We also encouraged criteria-based management, using informatics and intelligence to guide people to the bottlenecks and, just as importantly, clear them.

A laser-like focus on the patient

Understandably, given the huge toll Covid took on them, staff in the NHS have been left tired and demoralised.

Fatigued by never-ending crisis management, but also with regards to national targets. On a psychological level, it’s entirely unsurprising: if you’re theoretically trying to get waiting times down to 18 weeks but struggling to get below 78 weeks, everything is going to seem a very long way off. Equally, moving from, say, 78 to 74 weeks probably won’t feel meaningful, even though it’s hard-won progress.

It’s still important to the patient, though. A month could make a big difference, especially if someone is in pain. We need to get to a stage when we’re focusing less on the end goal, more on the here and now. And celebrating any progress in getting the waiting lists down, however small, as a step in the right direction.  
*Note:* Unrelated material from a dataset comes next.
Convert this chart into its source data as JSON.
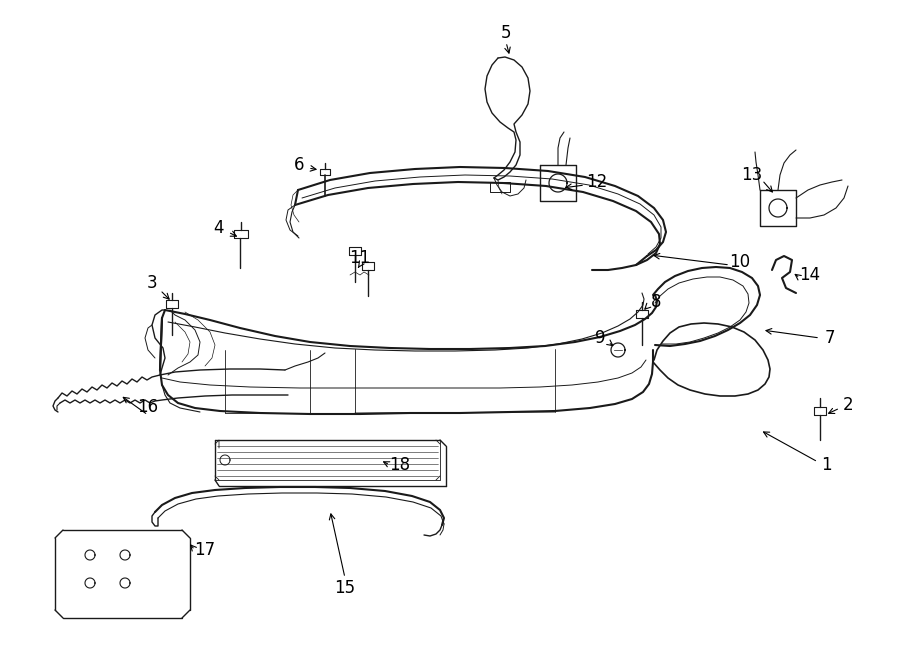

What can Trusts do differently this winter?

The recently-released Darzi report rightly leads on the importance of expanding primary care, mental health and community services instead of the traditional emphasis on acutes. He also highlights, however, that too many people are waiting for too long, and underlines the importance of improved operational management and of re-engaging and empowering staff in this challenge.    

These are the lessons learned from the delivery of ‘RTT 18 weeks’ 20 years ago. Clear performance management, so staff know what’s expected of them; clear governance, so decisions get made and actions followed through; accountability, so the organisation and the system are assured of delivery; and escalation, so that problems get solved quickly by the right person.  

They aren’t going to address systemic issues of under-investment in capital, IT and prevention, but getting ‘back to basics’ and getting the simple things right can help a tired, stressed, disheartened workforce while these longer-term changes can take place – to make the most of what we’ve got now, and start to sustainably reduce elective care waiting times for patients.